Der Beifall, den Du in so gütigen Worten meinem Feuilleton spendest, hat mich innig erfreut, und ich Danke Dir von Herzen dafür.
Dein lieber Brief, den ich Samstag empfing, ist nicht besonders erfreulich. Warum so mißgelaunt? Wer wird sich so vom Wetter abhängig machen? Und wenn es gegenwärtig mit dem Produziren nicht recht geht, so wird schon |wieder ein produktiver Zustand kommen. Der Geissammelt eben neue Kraft.
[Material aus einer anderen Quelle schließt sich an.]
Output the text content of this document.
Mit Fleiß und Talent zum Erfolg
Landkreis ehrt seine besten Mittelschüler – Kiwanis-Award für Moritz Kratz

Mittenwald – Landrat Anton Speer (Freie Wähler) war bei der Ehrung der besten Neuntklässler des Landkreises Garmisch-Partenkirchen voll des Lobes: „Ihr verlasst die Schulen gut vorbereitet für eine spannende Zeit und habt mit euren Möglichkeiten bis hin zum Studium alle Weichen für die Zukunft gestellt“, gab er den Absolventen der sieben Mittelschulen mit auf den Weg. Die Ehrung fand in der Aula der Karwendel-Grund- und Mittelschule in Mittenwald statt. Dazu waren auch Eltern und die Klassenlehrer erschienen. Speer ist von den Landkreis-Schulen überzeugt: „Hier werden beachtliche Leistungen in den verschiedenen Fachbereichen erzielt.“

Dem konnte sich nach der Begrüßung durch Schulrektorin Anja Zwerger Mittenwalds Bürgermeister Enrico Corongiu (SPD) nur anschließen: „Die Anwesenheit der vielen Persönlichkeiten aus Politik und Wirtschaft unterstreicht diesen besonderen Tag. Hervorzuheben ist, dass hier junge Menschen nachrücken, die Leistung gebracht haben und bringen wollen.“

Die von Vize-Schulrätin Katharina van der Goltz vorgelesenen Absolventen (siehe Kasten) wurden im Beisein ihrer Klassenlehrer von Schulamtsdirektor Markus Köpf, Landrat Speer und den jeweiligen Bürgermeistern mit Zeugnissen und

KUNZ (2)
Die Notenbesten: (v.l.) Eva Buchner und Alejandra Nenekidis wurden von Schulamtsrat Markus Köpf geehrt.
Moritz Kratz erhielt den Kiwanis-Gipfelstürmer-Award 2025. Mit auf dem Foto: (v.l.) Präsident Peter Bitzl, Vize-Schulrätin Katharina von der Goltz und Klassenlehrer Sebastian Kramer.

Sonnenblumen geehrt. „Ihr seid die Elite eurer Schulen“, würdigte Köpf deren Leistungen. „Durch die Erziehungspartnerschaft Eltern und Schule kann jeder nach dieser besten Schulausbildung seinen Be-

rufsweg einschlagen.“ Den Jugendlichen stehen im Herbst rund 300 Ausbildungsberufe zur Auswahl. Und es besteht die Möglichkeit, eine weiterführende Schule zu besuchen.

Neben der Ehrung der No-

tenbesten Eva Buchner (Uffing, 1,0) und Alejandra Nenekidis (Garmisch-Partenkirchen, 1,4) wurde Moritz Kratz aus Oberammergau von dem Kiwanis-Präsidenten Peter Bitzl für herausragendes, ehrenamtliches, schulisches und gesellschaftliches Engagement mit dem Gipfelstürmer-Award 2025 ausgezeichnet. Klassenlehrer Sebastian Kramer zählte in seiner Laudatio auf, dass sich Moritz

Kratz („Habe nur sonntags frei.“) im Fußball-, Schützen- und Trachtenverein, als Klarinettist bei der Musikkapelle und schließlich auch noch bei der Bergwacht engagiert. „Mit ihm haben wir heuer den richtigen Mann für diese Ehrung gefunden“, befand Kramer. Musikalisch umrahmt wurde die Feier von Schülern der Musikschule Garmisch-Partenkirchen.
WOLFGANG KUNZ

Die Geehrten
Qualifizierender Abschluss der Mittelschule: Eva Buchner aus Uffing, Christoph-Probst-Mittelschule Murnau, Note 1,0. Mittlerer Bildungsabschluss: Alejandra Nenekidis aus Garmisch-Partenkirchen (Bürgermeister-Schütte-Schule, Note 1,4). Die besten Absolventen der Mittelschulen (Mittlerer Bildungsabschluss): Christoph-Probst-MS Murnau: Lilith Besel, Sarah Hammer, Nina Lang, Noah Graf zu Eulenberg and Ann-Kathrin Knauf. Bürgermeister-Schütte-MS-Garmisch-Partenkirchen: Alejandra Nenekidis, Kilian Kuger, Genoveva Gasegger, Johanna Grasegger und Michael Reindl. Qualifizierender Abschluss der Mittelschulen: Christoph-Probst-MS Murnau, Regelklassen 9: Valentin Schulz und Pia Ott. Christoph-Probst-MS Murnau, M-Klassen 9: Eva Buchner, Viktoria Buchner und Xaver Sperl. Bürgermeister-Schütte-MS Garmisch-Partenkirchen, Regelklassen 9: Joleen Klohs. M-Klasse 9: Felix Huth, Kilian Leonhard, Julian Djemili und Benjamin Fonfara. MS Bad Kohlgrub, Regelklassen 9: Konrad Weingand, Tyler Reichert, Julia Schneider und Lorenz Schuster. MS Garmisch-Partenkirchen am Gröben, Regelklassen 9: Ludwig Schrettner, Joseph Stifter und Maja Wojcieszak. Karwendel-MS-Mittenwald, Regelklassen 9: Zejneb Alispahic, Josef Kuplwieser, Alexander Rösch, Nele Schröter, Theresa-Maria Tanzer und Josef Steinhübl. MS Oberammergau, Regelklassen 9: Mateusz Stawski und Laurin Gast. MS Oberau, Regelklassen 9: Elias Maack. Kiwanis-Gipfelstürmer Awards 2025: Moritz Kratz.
Was ist mit der »Beatrice« und dem »Deutschen Theater«?
Die Bücher, die Du mir empfiehlst, möchte ich gern lesen; nur wird die Erfüllung dieses Wunsches an dem Umstande scheitern, daß ich die Namen zumeist nicht lesen kann. Insbesondere von Demjenigen, den Du mir ans Herz legst, habe ich trotz eifriger Bemühung nicht mehr herausbekommen können, als daß er mit L. |anfängt.
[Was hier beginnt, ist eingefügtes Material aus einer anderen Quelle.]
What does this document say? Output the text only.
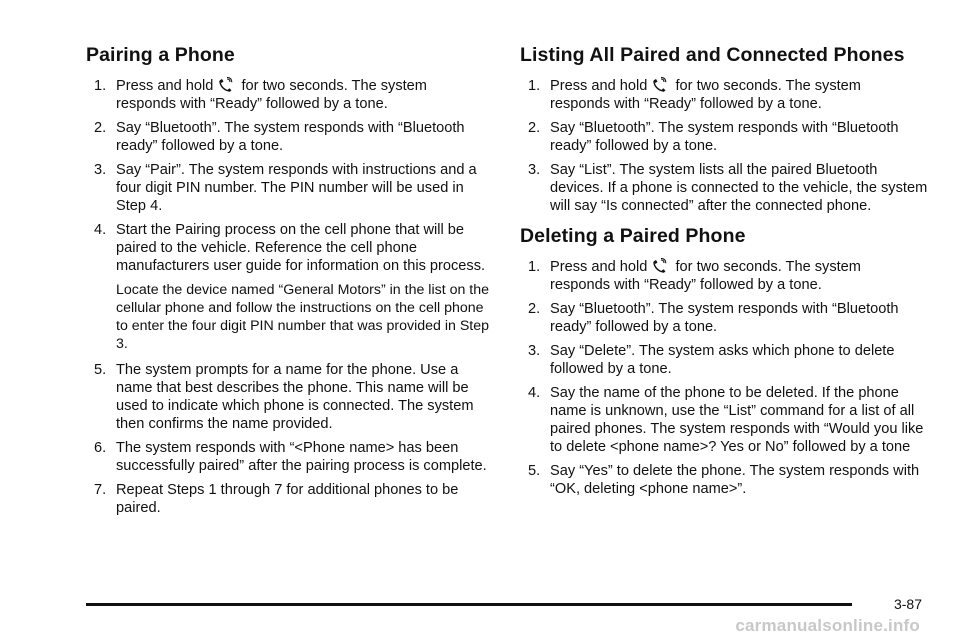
Pairing a Phone
1. Press and hold for two seconds. The system
responds with “Ready” followed by a tone.
2. Say “Bluetooth”. The system responds with “Bluetooth ready” followed by a tone.
3. Say “Pair”. The system responds with instructions and a four digit PIN number. The PIN number will be used in Step 4.
4. Start the Pairing process on the cell phone that will be paired to the vehicle. Reference the cell phone manufacturers user guide for information on this process.
Locate the device named “General Motors” in the list on the cellular phone and follow the instructions on the cell phone to enter the four digit PIN number that was provided in Step 3.
5. The system prompts for a name for the phone. Use a name that best describes the phone. This name will be used to indicate which phone is connected. The system then confirms the name provided.
6. The system responds with “<Phone name> has been successfully paired” after the pairing process is complete.
7. Repeat Steps 1 through 7 for additional phones to be paired.
Listing All Paired and Connected Phones
1. Press and hold for two seconds. The system
responds with “Ready” followed by a tone.
2. Say “Bluetooth”. The system responds with “Bluetooth ready” followed by a tone.
3. Say “List”. The system lists all the paired Bluetooth devices. If a phone is connected to the vehicle, the system will say “Is connected” after the connected phone.
Deleting a Paired Phone
1. Press and hold for two seconds. The system
responds with “Ready” followed by a tone.
2. Say “Bluetooth”. The system responds with “Bluetooth ready” followed by a tone.
3. Say “Delete”. The system asks which phone to delete followed by a tone.
4. Say the name of the phone to be deleted. If the phone name is unknown, use the “List” command for a list of all paired phones. The system responds with “Would you like to delete <phone name>? Yes or No” followed by a tone
5. Say “Yes” to delete the phone. The system responds with “OK, deleting <phone name>”.
3-87
carmanualsonline.info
Hast Du Dir die »Maximes de la Vie« der Comtesse Diane kommen lassen? Noch schöner vielleicht ist das Livre d’or von derselben, – ein entzückendes Spiel des Geistes und zugleich eine Quelle tiefer Lebensweisheit.
Was Sudermann anlangt, bin ich durchaus Deiner Ansicht. Vielleicht ergreife ich in dem Streit noch das Wort, obwohl mir Andere gerade das, was ich sagen möchte, weggeschrieben |haben. Kerrs Erwiderung war zum Theil hübsch in der Form, aber der Gesinnung nach lausbübisch, wie überhaupt ein Lausbuben-Zug immer stärker bei ihm hervortritt. Harden war, im ersten Theil seiner Erwiderung, viel bedeutender; im zweiten spricht er zu viel und zu eitel von sich.
Fräulein Eva F. ist hier. Ich habe sie einmal gesehen und in den ersten fünf Minuten den Eindruck gehabt: »Es ist unmöglich.« Es ist beinahe eine physische Antipathie, die ich nicht werde überwinden können.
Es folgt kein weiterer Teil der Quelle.